Scaling of disorder operator at $(2+1)d$ U(1) quantum criticality

TL;DR

This paper investigates the universal scaling behavior of the disorder operator at a (2+1)d U(1) quantum critical point, revealing a perimeter law with corner corrections and confirming predictions through large-scale quantum Monte Carlo simulations.

Contribution

It analytically derives the universal power-law scaling of the disorder operator at a U(1) critical point and verifies it numerically in the Bose-Hubbard model.

Findings

Disorder operator exhibits perimeter law scaling with corner corrections.

Analytical formula for corner exponent near smooth corners.

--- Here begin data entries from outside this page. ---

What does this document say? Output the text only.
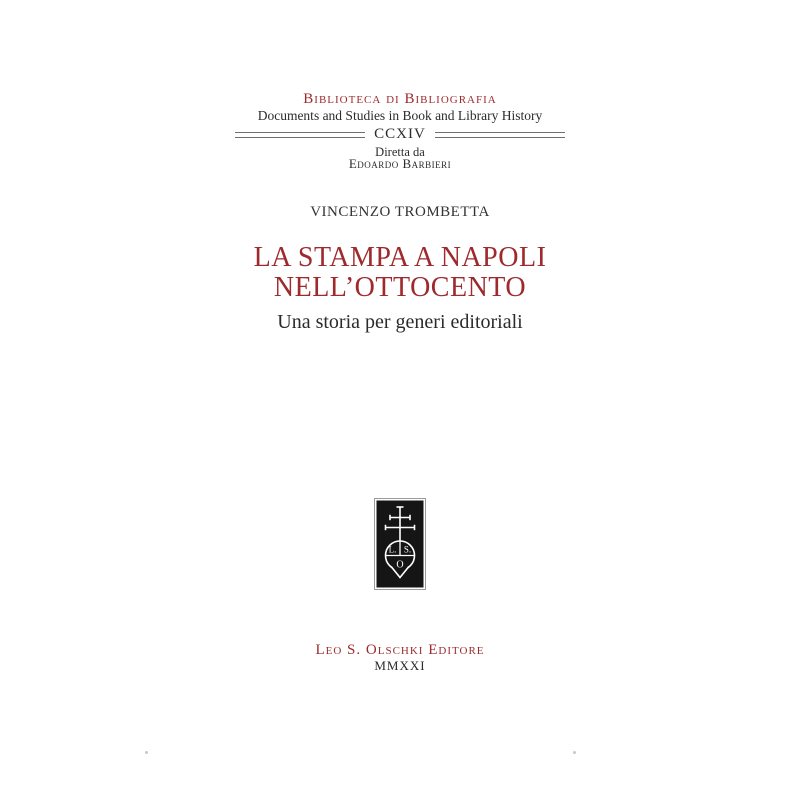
Biblioteca di Bibliografia
Documents and Studies in Book and Library History
CCXIV
Diretta da
Edoardo Barbieri
VINCENZO TROMBETTA
LA STAMPA A NAPOLI
NELL’OTTOCENTO
Una storia per generi editoriali
L. S.
O
Leo S. Olschki Editore
MMXXI
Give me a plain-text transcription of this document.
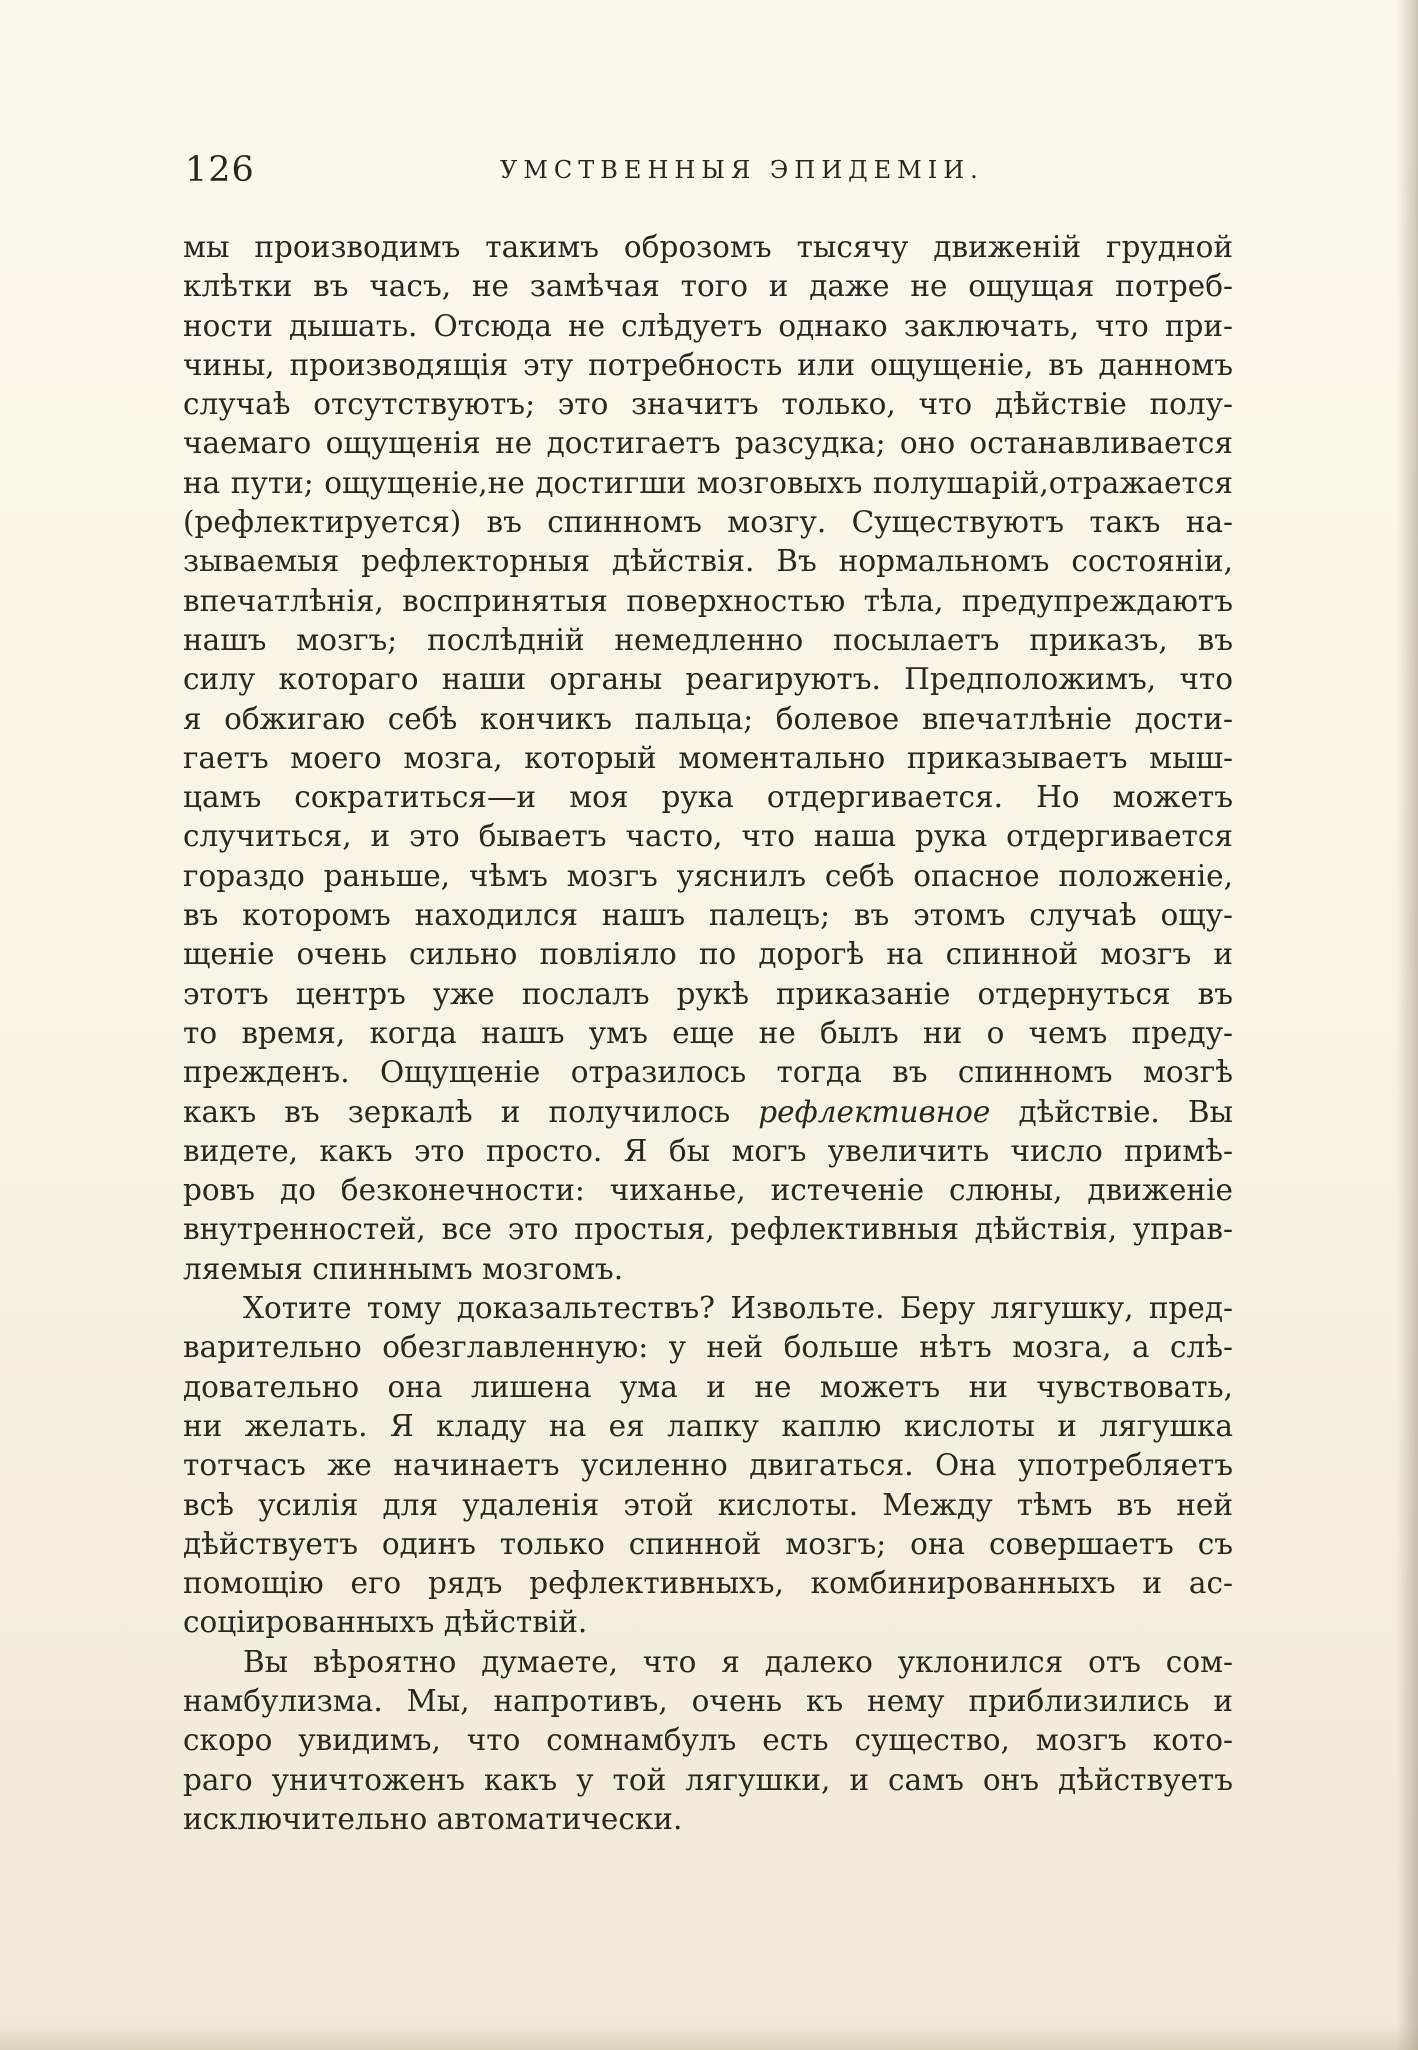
126	УМСТВЕННЫЯ ЭПИДЕМIИ.
мы производимъ такимъ оброзомъ тысячу движенiй грудной
клѣтки въ часъ, не замѣчая того и даже не ощущая потреб-
ности дышать. Отсюда не слѣдуетъ однако заключать, что при-
чины, производящiя эту потребность или ощущенiе, въ данномъ
случаѣ отсутствуютъ; это значитъ только, что дѣйствiе полу-
чаемаго ощущенiя не достигаетъ разсудка; оно останавливается
на пути; ощущенiе,не достигши мозговыхъ полушарiй,отражается
(рефлектируется) въ спинномъ мозгу. Существуютъ такъ на-
зываемыя рефлекторныя дѣйствiя. Въ нормальномъ состоянiи,
впечатлѣнiя, воспринятыя поверхностью тѣла, предупреждаютъ
нашъ мозгъ; послѣднiй немедленно посылаетъ приказъ, въ
силу котораго наши органы реагируютъ. Предположимъ, что
я обжигаю себѣ кончикъ пальца; болевое впечатлѣнiе дости-
гаетъ моего мозга, который моментально приказываетъ мыш-
цамъ сократиться—и моя рука отдергивается. Но можетъ
случиться, и это бываетъ часто, что наша рука отдергивается
гораздо раньше, чѣмъ мозгъ уяснилъ себѣ опасное положенiе,
въ которомъ находился нашъ палецъ; въ этомъ случаѣ ощу-
щенiе очень сильно повлiяло по дорогѣ на спинной мозгъ и
этотъ центръ уже послалъ рукѣ приказанiе отдернуться въ
то время, когда нашъ умъ еще не былъ ни о чемъ преду-
прежденъ. Ощущенiе отразилось тогда въ спинномъ мозгѣ
какъ въ зеркалѣ и получилось рефлективное дѣйствiе. Вы
видете, какъ это просто. Я бы могъ увеличить число примѣ-
ровъ до безконечности: чиханье, истеченiе слюны, движенiе
внутренностей, все это простыя, рефлективныя дѣйствiя, управ-
ляемыя спиннымъ мозгомъ.
Хотите тому доказальтествъ? Извольте. Беру лягушку, пред-
варительно обезглавленную: у ней больше нѣтъ мозга, а слѣ-
довательно она лишена ума и не можетъ ни чувствовать,
ни желать. Я кладу на ея лапку каплю кислоты и лягушка
тотчасъ же начинаетъ усиленно двигаться. Она употребляетъ
всѣ усилiя для удаленiя этой кислоты. Между тѣмъ въ ней
дѣйствуетъ одинъ только спинной мозгъ; она совершаетъ съ
помощiю его рядъ рефлективныхъ, комбинированныхъ и ас-
соцiированныхъ дѣйствiй.
Вы вѣроятно думаете, что я далеко уклонился отъ сом-
намбулизма. Мы, напротивъ, очень къ нему приблизились и
скоро увидимъ, что сомнамбулъ есть существо, мозгъ кото-
раго уничтоженъ какъ у той лягушки, и самъ онъ дѣйствуетъ
исключительно автоматически.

Numerical results agree with analytical predictions.

Abstract

We study disorder operator, defined as a symmetry transformation applied to a finite region, across a continuous quantum phase transition in $(2+1)d$. We show analytically that at a conformally-invariant critical point with U(1) symmetry, the disorder operator with a small U(1) rotation angle defined on a rectangle region exhibits power-law scaling with the perimeter of the rectangle. The exponent is proportional to the current central charge of the critical theory. Such a universal scaling behavior is due to the sharp corners of the region and we further obtain a general formula for the exponent when the corner is nearly smooth. To probe the full parameter regime, we carry out systematic computation of the U(1) disorder parameter in the square lattice Bose-Hubbard model across the superfluid-insulator transition with large-scale quantum Monte Carlo simulations, and confirm the presence of the universal corner correction. The exponent of the corner term determined from numerical simulations agrees well with the analytical predictions.